Claude Jones was sentenced to death for the murder of a liquor store owner in Point Blank, Texas. Jones, along with two other men were linked to the murder. The two other suspects both testified against Jones stating he was the shooter so they could avoid receiving the death penalty. Despite Jones stating he never stepped foot in the store, he was found guilty, with the only piece of hard evidence being a strand of hair found at the scene of the crime.

A forensic expert testified that the sample looked like it came from Jones’ head however the technology was underdeveloped at the time and was unable to determine if Jones’ DNA was a match. He was executed in 2000 for the murder. In 2007 it was later found out that the hair came from the victim and there would not have been enough evidence to sentence Jones to death.

Cameron Todd Willingham

Willingham was executed in 2004 for the murder of his three daughters after ‘intentionally’ setting fire to their family home in Texas.
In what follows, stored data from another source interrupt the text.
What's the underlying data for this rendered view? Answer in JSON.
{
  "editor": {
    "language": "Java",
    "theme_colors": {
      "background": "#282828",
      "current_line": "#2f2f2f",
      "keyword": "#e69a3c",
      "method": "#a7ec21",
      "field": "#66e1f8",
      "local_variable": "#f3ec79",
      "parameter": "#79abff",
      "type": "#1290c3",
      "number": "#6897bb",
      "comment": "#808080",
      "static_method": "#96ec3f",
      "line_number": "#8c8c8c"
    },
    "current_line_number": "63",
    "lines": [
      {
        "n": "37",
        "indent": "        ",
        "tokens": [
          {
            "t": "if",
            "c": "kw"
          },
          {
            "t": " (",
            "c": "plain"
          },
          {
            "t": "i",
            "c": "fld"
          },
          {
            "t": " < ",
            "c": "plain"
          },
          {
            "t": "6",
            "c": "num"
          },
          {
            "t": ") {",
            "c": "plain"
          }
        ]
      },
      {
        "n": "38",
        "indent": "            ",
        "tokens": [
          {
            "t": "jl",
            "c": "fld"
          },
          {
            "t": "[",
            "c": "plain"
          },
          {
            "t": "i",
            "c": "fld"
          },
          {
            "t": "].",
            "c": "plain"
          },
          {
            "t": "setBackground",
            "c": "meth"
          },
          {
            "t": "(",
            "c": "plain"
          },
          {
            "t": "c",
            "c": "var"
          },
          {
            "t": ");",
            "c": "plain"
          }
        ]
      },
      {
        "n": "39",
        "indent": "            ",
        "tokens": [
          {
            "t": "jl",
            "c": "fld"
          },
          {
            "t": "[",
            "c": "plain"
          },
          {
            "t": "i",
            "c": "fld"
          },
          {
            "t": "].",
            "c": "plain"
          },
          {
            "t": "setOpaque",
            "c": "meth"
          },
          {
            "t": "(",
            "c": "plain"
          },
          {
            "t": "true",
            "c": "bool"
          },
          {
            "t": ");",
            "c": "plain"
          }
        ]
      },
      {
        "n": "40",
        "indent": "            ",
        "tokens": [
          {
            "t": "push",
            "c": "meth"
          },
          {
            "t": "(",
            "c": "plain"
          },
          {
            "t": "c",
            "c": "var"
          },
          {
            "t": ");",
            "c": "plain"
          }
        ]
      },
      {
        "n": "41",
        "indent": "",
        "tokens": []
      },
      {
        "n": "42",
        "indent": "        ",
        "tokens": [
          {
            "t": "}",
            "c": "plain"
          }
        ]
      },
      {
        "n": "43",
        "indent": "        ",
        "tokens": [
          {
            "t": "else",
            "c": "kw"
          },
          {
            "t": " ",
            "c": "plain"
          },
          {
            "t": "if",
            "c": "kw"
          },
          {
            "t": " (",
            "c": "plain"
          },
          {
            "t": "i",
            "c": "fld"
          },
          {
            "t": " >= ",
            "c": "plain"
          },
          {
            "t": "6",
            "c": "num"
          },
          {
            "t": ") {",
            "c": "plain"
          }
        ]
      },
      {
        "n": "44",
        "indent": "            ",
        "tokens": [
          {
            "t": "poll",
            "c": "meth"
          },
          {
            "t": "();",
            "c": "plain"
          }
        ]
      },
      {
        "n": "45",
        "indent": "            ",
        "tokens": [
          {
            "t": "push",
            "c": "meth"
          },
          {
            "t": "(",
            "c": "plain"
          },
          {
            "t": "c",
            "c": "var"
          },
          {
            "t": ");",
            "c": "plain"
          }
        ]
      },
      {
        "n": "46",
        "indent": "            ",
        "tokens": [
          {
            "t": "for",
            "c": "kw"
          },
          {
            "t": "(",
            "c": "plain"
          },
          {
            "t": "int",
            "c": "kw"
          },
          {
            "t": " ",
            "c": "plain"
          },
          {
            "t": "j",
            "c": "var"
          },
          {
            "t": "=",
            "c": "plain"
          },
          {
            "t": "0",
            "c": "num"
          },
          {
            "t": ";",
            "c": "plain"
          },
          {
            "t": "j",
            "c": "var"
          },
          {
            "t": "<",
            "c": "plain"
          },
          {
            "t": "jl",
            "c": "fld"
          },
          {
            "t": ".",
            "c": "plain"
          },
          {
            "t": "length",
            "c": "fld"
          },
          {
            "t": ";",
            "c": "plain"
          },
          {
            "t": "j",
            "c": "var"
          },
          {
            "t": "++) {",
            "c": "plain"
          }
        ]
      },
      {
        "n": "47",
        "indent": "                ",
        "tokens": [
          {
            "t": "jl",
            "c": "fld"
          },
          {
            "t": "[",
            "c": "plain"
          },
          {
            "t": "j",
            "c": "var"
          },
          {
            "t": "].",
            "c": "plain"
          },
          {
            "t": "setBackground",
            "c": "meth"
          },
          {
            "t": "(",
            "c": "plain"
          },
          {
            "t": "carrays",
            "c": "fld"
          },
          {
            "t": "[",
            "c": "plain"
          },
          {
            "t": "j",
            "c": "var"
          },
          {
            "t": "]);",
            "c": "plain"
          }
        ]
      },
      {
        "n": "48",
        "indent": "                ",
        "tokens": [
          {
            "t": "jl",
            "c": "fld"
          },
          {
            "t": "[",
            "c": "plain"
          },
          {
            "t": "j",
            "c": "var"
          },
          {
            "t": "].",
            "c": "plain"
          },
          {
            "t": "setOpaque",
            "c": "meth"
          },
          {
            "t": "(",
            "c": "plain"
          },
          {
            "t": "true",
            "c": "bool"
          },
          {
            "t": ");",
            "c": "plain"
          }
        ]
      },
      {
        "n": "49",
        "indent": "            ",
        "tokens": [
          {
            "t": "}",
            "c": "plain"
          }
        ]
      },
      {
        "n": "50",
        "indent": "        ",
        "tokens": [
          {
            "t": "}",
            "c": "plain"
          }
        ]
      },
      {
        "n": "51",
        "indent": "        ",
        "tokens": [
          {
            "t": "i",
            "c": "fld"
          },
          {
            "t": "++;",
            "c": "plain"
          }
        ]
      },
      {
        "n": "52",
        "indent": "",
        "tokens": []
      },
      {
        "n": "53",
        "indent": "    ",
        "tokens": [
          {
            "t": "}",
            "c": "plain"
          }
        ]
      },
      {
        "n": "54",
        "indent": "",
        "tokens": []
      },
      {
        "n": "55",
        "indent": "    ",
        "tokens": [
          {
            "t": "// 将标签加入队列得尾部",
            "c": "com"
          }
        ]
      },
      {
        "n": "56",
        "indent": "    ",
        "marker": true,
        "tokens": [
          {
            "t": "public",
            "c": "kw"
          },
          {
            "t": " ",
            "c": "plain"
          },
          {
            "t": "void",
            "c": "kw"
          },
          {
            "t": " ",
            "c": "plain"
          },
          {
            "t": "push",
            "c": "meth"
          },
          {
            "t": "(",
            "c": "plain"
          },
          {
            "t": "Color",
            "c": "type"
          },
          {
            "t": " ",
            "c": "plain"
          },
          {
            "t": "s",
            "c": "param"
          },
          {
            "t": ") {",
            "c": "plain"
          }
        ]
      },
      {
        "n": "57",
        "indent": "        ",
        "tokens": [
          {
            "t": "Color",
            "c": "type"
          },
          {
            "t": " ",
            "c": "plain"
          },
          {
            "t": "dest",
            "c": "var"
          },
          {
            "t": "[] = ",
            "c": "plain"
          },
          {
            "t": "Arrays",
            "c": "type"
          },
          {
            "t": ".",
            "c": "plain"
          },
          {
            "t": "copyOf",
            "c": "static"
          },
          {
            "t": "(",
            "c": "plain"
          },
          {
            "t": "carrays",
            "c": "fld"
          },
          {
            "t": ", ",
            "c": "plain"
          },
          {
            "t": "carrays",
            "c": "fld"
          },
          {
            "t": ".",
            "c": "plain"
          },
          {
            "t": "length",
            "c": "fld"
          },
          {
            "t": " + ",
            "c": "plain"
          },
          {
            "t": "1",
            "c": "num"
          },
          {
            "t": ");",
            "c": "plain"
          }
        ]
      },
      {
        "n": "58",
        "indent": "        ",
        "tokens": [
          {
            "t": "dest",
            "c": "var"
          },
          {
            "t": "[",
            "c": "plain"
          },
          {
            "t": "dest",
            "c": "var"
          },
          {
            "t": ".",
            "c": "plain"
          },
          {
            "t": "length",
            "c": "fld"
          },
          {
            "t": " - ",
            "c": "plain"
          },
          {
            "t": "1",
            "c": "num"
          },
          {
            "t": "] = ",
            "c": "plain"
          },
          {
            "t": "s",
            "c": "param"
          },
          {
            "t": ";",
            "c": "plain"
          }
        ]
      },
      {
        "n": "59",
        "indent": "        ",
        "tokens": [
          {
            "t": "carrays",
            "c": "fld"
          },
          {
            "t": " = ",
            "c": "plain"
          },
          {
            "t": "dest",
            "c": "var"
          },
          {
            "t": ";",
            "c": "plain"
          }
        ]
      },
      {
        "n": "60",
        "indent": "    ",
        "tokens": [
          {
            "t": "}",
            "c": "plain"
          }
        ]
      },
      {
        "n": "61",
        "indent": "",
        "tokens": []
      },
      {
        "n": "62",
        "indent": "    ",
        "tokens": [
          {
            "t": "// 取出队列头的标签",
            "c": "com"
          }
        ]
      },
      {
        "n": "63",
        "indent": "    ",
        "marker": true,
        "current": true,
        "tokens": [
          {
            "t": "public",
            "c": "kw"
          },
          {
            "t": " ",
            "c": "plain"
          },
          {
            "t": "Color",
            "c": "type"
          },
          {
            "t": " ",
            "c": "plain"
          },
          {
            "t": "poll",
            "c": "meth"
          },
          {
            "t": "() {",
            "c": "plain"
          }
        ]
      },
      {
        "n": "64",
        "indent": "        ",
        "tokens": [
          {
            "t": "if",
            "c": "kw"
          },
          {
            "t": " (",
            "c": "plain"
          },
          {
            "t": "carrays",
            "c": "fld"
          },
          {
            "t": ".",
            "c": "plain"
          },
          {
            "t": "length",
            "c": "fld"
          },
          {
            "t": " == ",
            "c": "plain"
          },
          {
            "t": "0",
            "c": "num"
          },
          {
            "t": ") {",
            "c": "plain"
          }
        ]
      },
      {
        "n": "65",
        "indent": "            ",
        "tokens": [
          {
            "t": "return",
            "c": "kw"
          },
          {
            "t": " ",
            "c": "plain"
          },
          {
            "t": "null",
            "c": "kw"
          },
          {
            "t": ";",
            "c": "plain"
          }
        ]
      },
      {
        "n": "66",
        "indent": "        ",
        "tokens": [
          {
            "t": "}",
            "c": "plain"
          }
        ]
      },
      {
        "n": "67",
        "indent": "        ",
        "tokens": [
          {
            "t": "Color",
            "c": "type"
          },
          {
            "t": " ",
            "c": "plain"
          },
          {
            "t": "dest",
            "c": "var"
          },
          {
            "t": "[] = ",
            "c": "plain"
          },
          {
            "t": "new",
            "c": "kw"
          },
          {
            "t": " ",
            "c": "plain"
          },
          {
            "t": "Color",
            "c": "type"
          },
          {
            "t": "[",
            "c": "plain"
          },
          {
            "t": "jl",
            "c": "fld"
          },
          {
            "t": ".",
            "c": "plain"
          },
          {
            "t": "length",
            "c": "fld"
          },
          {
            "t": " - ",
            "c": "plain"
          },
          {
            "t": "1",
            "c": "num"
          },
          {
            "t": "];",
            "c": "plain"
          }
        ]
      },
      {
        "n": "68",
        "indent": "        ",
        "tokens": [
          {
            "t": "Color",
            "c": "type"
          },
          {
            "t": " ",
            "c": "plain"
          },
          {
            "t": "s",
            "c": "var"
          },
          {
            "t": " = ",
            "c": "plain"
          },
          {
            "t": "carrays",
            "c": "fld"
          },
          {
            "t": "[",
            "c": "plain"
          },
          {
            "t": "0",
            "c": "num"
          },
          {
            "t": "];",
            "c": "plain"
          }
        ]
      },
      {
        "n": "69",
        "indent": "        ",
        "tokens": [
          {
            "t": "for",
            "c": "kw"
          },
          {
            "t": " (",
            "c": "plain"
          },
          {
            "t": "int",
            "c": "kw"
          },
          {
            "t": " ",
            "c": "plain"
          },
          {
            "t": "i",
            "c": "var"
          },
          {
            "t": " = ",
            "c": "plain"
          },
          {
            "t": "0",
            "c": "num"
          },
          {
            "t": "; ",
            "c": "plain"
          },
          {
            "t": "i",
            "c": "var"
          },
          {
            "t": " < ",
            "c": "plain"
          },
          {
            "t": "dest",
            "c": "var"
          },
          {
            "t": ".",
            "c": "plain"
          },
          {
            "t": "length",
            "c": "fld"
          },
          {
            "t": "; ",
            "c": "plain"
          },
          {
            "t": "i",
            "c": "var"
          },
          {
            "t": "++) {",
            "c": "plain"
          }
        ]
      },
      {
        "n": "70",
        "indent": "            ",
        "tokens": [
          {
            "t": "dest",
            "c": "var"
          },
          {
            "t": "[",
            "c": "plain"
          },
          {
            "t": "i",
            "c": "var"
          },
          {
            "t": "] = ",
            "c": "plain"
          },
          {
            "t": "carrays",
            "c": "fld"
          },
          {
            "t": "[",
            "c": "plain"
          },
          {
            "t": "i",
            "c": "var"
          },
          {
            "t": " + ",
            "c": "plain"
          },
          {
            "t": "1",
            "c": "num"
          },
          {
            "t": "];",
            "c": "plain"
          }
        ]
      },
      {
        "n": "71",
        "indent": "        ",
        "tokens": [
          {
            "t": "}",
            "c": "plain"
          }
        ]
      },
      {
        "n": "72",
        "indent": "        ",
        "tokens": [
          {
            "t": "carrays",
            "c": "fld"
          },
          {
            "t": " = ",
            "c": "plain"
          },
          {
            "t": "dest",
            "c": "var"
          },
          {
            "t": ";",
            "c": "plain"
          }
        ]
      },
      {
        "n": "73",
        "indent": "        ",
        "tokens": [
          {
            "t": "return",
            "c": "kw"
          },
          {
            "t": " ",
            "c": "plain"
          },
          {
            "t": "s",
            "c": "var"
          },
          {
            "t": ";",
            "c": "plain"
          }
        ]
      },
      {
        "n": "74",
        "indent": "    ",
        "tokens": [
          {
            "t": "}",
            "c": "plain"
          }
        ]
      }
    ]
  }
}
Cameron maintained his innocence until his death and tried to appeal his conviction for years, however, he was still executed. It was later found out that the arson investigators who determined that the fire was intentionally set were using ‘flawed science’ and their findings are seen as negligent. This case is still being investigated and if it is found that Willingham did not set the fire it will be the first time an official as officially declared a wrongful execution in the state of Texas.

Ruben Cantu

Ruben Cantu wassentenced to deathfor the murder-robbery of a San Antonio man at the age of 17. Despite the fact that the young man had no prior convictions. He was depicted as a violent murderer who shot his victim 9 times as well as shot an eye witness 9 times, however, the witness lived to testify against Cantu however later recanted and admitted he named Cantu out of fear and influence from authorities. Despite Cantu’s claims that he was framed for the crime and the fact that there was no physical evidence linking Cantu to the murder, he was still executed in 1993 at the age of 26.

Leo Jones

Leo Jones was executed in 1998 for the murder of a Florida police officer. Jones has ‘confessed’ to the murder after 12 hours of police interrogation. He later claimed that this was a false confession due to the intimidating nature of the interrogation where authorities threatened his life and forced him to play ‘Russian roulette’. The same arresting police officers were later released from the department for using violence in other cases. Despite appeals and witness testimonies in support of Jones’ exoneration his sentence was still carried out and he was killed by electric chair.